Ethan Couch’s defense lawyer argued that he was not responsible for his own actions because he, a child of wealthy parents, grew up with few boundaries. He was permitted to drink at a young age and to drive at thirteen. He was accustomed to spending his life being bailed out of trouble by his daddy’s money. The judge agreed with the “Affluenza Defense” and allowed the teenager to once again be bailed out with daddy’s cash.
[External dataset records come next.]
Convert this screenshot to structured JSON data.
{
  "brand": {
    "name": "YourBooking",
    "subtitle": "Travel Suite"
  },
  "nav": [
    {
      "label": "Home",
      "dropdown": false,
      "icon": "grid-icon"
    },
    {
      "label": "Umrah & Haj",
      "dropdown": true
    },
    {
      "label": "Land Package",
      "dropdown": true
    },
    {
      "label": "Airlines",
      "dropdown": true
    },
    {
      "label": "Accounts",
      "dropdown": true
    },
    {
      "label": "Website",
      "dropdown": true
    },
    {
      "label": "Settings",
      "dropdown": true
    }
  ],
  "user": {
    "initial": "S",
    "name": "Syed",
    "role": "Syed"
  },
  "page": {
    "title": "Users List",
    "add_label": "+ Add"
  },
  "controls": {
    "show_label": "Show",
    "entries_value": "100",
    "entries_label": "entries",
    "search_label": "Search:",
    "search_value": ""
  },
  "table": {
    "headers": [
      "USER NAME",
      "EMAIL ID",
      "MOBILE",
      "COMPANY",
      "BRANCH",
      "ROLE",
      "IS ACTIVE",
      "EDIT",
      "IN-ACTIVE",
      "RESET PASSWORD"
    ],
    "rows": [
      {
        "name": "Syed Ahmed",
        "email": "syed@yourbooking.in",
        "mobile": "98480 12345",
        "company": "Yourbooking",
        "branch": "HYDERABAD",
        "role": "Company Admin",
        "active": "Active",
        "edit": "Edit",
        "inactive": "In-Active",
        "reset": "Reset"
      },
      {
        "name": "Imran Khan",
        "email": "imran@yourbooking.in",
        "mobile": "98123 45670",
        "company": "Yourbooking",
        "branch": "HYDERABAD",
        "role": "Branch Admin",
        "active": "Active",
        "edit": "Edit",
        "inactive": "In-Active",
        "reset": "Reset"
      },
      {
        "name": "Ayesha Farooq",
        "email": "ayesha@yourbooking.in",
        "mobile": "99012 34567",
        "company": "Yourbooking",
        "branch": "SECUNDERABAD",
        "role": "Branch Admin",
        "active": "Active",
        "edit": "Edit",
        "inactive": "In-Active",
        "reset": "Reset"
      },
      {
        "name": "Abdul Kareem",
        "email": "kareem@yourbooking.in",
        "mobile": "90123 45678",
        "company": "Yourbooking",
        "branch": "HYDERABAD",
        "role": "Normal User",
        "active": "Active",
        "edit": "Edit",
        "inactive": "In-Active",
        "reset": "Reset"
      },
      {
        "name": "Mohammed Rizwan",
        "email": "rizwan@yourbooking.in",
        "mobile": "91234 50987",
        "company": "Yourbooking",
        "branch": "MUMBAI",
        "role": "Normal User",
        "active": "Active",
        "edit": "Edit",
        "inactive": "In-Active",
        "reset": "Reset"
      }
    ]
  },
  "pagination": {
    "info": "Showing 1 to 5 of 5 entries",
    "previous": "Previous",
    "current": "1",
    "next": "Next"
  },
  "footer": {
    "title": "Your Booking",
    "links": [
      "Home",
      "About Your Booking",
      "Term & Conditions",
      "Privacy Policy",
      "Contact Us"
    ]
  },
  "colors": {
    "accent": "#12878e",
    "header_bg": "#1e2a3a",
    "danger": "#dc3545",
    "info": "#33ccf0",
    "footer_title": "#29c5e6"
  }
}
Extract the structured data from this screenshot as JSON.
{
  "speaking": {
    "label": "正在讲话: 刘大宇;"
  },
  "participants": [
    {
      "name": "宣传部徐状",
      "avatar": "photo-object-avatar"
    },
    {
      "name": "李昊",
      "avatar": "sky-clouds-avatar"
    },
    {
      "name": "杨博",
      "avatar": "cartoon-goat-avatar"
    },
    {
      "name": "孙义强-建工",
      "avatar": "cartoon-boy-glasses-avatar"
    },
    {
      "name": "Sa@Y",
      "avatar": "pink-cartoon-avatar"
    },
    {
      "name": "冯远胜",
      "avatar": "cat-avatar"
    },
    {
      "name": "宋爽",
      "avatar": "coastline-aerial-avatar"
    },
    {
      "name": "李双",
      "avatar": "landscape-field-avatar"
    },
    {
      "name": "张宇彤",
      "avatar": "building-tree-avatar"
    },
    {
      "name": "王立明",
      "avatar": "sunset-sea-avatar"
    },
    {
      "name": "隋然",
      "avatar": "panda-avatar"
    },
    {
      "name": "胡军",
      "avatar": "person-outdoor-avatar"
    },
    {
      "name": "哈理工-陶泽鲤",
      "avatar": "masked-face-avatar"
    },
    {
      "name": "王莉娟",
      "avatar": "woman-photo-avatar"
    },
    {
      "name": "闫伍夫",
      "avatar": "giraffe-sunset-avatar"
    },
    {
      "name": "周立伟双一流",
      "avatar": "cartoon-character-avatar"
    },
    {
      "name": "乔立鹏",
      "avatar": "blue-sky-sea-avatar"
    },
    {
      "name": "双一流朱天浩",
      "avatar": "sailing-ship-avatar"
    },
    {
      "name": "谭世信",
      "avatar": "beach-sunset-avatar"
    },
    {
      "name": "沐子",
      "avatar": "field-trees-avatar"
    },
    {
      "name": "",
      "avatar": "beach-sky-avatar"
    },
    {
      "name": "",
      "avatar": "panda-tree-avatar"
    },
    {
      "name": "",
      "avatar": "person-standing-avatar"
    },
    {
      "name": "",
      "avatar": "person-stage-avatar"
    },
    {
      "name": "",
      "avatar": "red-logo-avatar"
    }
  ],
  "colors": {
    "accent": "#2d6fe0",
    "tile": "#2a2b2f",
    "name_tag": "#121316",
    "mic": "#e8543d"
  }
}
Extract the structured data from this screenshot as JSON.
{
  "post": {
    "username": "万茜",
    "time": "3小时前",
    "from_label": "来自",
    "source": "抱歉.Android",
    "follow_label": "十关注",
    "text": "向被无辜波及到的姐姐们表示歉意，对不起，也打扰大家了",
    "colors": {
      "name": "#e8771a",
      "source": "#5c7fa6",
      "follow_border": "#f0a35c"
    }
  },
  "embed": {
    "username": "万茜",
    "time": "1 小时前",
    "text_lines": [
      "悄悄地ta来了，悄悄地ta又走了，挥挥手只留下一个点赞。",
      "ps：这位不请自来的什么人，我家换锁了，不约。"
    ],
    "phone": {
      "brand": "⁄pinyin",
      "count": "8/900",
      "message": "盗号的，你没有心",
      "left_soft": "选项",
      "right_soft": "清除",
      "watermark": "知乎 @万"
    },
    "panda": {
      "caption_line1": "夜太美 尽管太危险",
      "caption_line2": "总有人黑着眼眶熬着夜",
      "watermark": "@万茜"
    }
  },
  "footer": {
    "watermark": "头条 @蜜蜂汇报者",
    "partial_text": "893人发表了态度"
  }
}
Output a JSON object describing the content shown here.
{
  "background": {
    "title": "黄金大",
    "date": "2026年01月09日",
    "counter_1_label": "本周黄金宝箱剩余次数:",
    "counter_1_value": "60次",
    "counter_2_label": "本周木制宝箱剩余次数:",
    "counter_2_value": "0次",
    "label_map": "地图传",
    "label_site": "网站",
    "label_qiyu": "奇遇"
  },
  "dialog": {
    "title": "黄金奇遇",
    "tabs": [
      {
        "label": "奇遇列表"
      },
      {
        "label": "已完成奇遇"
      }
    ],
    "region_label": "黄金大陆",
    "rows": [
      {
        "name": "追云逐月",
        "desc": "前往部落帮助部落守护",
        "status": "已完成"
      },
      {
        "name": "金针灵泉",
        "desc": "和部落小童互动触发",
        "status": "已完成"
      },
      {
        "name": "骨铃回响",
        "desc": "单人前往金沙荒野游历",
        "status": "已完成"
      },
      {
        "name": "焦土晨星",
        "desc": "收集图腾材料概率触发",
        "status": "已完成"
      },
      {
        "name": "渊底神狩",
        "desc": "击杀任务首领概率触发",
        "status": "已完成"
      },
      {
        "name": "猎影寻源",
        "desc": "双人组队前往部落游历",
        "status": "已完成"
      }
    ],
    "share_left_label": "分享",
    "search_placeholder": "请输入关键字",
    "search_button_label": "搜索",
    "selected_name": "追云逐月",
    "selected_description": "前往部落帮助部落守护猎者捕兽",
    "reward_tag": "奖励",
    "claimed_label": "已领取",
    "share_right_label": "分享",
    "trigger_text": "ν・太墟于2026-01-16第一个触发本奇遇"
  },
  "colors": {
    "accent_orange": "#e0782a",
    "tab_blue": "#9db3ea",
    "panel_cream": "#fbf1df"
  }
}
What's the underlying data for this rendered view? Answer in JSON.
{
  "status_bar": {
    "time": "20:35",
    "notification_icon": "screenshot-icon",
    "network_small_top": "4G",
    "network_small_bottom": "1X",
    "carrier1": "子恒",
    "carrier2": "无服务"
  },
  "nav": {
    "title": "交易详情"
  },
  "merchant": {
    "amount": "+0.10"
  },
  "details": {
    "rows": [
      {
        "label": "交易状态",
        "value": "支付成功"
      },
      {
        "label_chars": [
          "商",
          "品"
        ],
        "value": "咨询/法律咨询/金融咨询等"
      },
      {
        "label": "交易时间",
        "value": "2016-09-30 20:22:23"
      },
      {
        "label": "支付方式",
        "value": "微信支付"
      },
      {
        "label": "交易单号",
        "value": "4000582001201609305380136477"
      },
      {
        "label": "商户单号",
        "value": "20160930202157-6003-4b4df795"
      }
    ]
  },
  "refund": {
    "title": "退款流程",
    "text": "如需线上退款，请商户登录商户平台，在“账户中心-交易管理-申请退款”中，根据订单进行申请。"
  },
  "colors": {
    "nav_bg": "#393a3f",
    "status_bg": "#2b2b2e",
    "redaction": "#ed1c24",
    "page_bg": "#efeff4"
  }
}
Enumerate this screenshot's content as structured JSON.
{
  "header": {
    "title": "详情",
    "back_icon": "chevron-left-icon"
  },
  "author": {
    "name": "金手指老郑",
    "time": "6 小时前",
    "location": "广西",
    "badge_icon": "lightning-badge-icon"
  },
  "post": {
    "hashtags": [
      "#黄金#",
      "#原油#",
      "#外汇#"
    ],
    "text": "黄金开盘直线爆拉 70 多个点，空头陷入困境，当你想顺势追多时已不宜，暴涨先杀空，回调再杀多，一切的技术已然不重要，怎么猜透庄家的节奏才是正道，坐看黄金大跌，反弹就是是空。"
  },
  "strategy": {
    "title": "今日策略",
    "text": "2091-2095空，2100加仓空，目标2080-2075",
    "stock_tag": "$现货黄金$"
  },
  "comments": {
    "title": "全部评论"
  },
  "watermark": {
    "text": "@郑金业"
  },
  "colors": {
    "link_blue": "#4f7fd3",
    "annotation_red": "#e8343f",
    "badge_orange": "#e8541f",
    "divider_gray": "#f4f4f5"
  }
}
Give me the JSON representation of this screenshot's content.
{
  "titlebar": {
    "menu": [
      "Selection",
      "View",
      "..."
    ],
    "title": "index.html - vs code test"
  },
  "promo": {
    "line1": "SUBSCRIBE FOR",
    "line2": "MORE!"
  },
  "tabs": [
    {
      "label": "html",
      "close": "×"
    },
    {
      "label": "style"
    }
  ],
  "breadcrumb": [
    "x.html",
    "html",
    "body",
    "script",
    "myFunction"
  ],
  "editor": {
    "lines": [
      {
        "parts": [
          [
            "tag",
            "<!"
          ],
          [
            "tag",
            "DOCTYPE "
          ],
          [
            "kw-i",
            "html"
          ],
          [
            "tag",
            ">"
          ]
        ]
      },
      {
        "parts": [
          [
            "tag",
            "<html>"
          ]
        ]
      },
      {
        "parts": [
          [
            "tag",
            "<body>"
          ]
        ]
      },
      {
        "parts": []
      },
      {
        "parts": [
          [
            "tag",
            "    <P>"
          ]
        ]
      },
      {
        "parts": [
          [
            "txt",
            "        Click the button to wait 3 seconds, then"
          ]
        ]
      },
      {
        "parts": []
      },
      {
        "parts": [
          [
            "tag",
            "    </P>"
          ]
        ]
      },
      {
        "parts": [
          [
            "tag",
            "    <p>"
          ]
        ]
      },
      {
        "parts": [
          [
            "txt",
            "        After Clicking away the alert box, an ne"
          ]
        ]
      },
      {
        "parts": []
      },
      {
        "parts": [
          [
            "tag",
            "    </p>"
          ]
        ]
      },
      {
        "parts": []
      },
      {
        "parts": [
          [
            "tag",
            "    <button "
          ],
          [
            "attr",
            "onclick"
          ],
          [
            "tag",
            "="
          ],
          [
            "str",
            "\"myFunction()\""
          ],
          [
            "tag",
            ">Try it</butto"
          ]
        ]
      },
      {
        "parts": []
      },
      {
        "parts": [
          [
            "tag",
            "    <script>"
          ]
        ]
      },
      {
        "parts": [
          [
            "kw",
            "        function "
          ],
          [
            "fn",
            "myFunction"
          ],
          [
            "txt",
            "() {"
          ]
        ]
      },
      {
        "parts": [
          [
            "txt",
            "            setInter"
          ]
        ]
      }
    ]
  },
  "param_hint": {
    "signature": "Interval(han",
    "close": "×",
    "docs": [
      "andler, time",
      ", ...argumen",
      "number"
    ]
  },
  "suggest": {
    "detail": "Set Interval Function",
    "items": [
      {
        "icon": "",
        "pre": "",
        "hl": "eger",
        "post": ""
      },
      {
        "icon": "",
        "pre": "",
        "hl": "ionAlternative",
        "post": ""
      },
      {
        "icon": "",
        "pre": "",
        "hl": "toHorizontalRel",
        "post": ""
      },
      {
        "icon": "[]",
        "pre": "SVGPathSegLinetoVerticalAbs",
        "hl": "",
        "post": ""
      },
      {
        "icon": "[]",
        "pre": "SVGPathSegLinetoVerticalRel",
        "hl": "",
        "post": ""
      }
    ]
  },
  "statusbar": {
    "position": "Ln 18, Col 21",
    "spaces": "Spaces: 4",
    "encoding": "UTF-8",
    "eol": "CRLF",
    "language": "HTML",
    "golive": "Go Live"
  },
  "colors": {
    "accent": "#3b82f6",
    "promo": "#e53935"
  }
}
Couch was sentenced to just ten years probation in a treatment facility.
That very same judge, last year, sentenced a 14-year-old African-American boy to 10 years in a juvenile detention center because he punched a man, who hit his head on the pavement and died. He did not intend to kill the man. Like Couch, he admitted to the crime.
It is not known whether or not he was rich, but it is important to ask what influences the judge’s decisions. Why would the fourteen year old, whose crime was much less severe, receive 10 years in detention while Ethan Couch walks away virtually free?